我々の最大の恐怖も、最大の希望も、我々の能力を超えてはいない。そして結局、前者を支配することも、後者を実現することも、可能なのだ。
プルースト 『失われた時を求めて』第7篇『見出された時』(1927年)
原文(出典原語):For our greatest fears like our greatest hopes are not beyond our capacity and it is possible to end by dominating the first and realising the second.
この名言の背景
この言葉は、『失われた時を求めて』最終巻・第7篇『見出された時』(1927年出版)に記された、プルーストの人生観の結論を示す重要な一節です。MagicalQuoteをはじめ複数の文学研究資料で引用される、恐怖と希望の本質を鋭く突く名句です。
『見出された時』は、語り手がついに自らの人生の意味を見出し、『失われた時を求めて』という作品を書き始める決意をする、全7巻の大団円です。プルースト自身の人生と芸術の結論として、この言葉は特別な重みを持っています。
この言葉は、人間心理の深い観察の結晶です。私たちはしばしば、自分の恐怖を過大評価し、自分の希望を過小評価します。しかしプルーストは、両者とも我々自身の中から生まれたものである以上、我々に扱えないものではないと指摘しました。
能力|自分の中から生まれたものへの所有権
この言葉の核心は、恐怖も希望も「我々自身のもの」だという認識にあります。恐怖は外から押し付けられたように感じますが、実はそれを感じているのは我々の心です。希望も同じく、我々の心から湧いたものです。両者とも我々の所産である以上、我々が取り扱える範囲の中にあるのです。
この認識は、恐怖への新しい向き合い方を示してくれます。恐怖が自分の心の産物だと分かれば、それは絶対的な力ではないと分かります。小さく感じられ、制御可能に思える。プルーストは、これを「支配する」と表現しました。

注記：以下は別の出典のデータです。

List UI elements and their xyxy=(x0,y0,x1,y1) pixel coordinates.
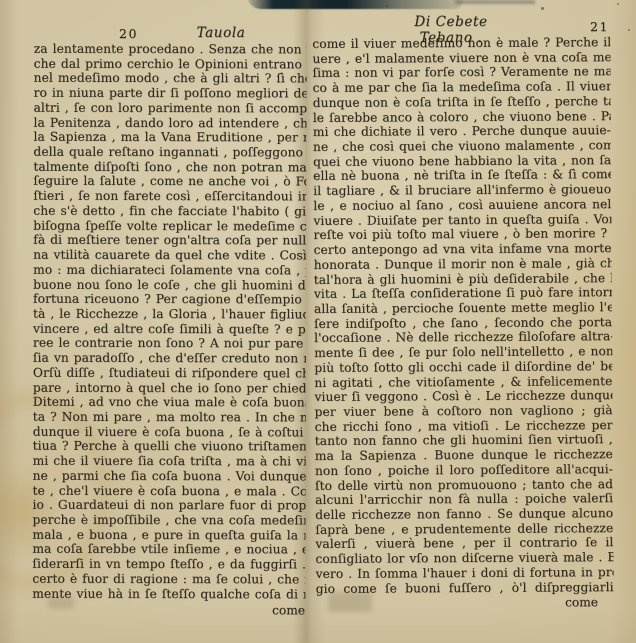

希望についても同じです。「私には無理だ」と思う希望も、実は自分の心の産物である以上、自分の能力の範囲内にあるのかもしれない。希望が湧くということは、それを実現する種が自分の中にある証拠です。プルーストは、これを「実現可能」と断言しました。
この名言から学べること
自分が抱える大きな恐怖を、「自分の外にある絶対的な力」ではなく「自分の心が作り出したもの」として見直してみること。恐怖の源泉が自分の中にあると分かれば、それは管理可能なサイズに縮小していきます。
プルーストの言葉は、希望への信頼も促してくれます。「私には無理」と諦めていることの多くは、実は自分の能力の範囲内なのかもしれません。恐怖を小さく見積もり、希望を大きく見積もる、この姿勢の転換が、人生を変える出発点になります。